Chaque mois, nous partageons les conclusions du comité d’investissement stratégique mensuel qui résume les vues d'Ostrum sur l’économie, la stratégie et les marchés.
La lettre du CIO
2024: In Fed we trust!
L’écart de croissance entre les États-Unis et l’Europe devrait perdurer en 2024. Certes, l’économie américaine subira l’incertitude politique avec les présidentielles de l’automne, mais la bonne santé financière des ménages et des entreprises permettra une croissance de 2 %. La désinflation et la détente des conditions financières réduisent le risque de récession. En zone euro, l’économie sort péniblement d’une phase de stagnation, paradoxalement sans impact sur l’emploi. Le redressement de la consommation engendrera une reprise limitée à 0,5 %. En Chine, la priorité du gouvernement redevient la production industrielle après le rebond décevant de la consommation. Les freins structurels à la croissance entretiennent un ralentissement.
Avec la désinflation, la Fed baissera ses taux à 4 reprises. La BCE suivra avec 3 gestes de 25 pb. L’allègement des taux en parallèle du resserrement quantitatif sera difficile à mener.
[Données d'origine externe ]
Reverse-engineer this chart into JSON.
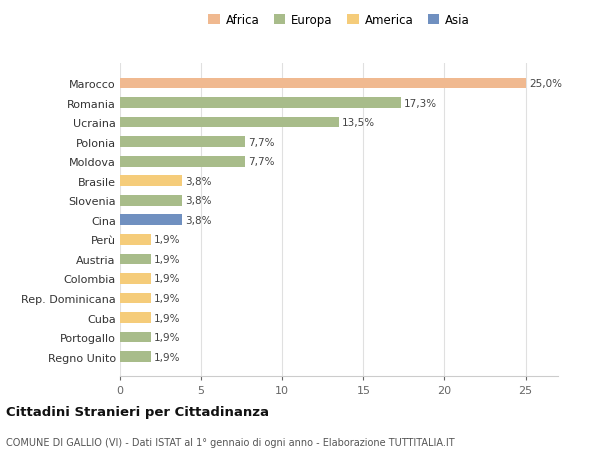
{
  "categories": [
    "Marocco",
    "Romania",
    "Ucraina",
    "Polonia",
    "Moldova",
    "Brasile",
    "Slovenia",
    "Cina",
    "Perù",
    "Austria",
    "Colombia",
    "Rep. Dominicana",
    "Cuba",
    "Portogallo",
    "Regno Unito"
  ],
  "values": [
    25.0,
    17.3,
    13.5,
    7.7,
    7.7,
    3.8,
    3.8,
    3.8,
    1.9,
    1.9,
    1.9,
    1.9,
    1.9,
    1.9,
    1.9
  ],
  "colors": [
    "#f0b990",
    "#a8bc8a",
    "#a8bc8a",
    "#a8bc8a",
    "#a8bc8a",
    "#f5cc7a",
    "#a8bc8a",
    "#7090c0",
    "#f5cc7a",
    "#a8bc8a",
    "#f5cc7a",
    "#f5cc7a",
    "#f5cc7a",
    "#a8bc8a",
    "#a8bc8a"
  ],
  "labels": [
    "25,0%",
    "17,3%",
    "13,5%",
    "7,7%",
    "7,7%",
    "3,8%",
    "3,8%",
    "3,8%",
    "1,9%",
    "1,9%",
    "1,9%",
    "1,9%",
    "1,9%",
    "1,9%",
    "1,9%"
  ],
  "legend": [
    {
      "label": "Africa",
      "color": "#f0b990"
    },
    {
      "label": "Europa",
      "color": "#a8bc8a"
    },
    {
      "label": "America",
      "color": "#f5cc7a"
    },
    {
      "label": "Asia",
      "color": "#7090c0"
    }
  ],
  "title": "Cittadini Stranieri per Cittadinanza",
  "subtitle": "COMUNE DI GALLIO (VI) - Dati ISTAT al 1° gennaio di ogni anno - Elaborazione TUTTITALIA.IT",
  "xlim": [
    0,
    27
  ],
  "background_color": "#ffffff",
  "grid_color": "#e0e0e0"
}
En cas de difficultés, la Fed abandonnera rapidement le QT. La pression serait alors intense sur la BCE pour en faire de même. Quant au Japon, la sortie des taux négatifs reste hypothétique.
Les rendements obligataires américains devraient rester sous cloche avec la rhétorique accommodante de la Fed. En zone euro, le calendrier d’émissions constitue un risque haussier sur les spreads souverains après le fort resserrement de l’automne. Le crédit semble le mieux placé pour 2024, compte tenu de la volatilité réduite des spreads. Les valorisations du high yield se sont renchéries, ce qui ampute déjà la performance en 2024, malgré le niveau bas des défauts. Les actions européennes manquent d’un catalyseur capable de raviver les flux internationaux. La lente décrue des marges sera néanmoins compensée par la hausse des multiples.
Vues économiques
Trois thématiques pour les marchés
-
Politique monétaire
La Fed baissera probablement ses taux à plusieurs reprises en 2024, conformément aux projections du dernier FOMC. Les Banquiers centraux sont néanmoins en désaccord avec la trajectoire des taux dessinée par les marchés. En zone euro, la BCE doit composer avec l’environnement créé par la Fed et la pression des marchés. L’inertie de l’inflation projetée au premier trimestre appelle néanmoins à une certaine prudence. La BoE est dans une situation similaire, malgré les progrès sur le front de l’inflation.
-
Inflation
L’inflation américaine est remontée à 3,4 % en décembre. L’inflation des biens a diminué, mais les prix des services, notamment le logement, restent incompatibles avec un retour pérenne de l’inflation à 2 %. En zone euro, l’inflation a rebondi mécaniquement à 2,9 % en décembre. La baisse des prix de l’énergie se modère. Les transferts publics pour limiter le coût de la vie vont subir un coup de rabot. L’inflation sous-jacente demeure élevée à 3,4 %. En Chine, les surcapacités industrielles et la baisse des prix alimentaires entretiennent les pressions désinflationnistes.
-
Croissance
La croissance américaine ralentira à 1,4 %, au T4, après un solide T3 (+ 5,2 %). Le soutien budgétaire devrait se réduire l’an prochain mais l’atterrissage en douceur du cycle reste le scénario central. La stagnation perdure en zone euro après une contraction de 0,1 % au T3. Le resserrement des conditions financières et le manque d’impulsion budgétaire pèsent sur la demande interne européenne. En Chine, le gouvernement privilégie pour 2024 l’industrie au détriment de la demande interne.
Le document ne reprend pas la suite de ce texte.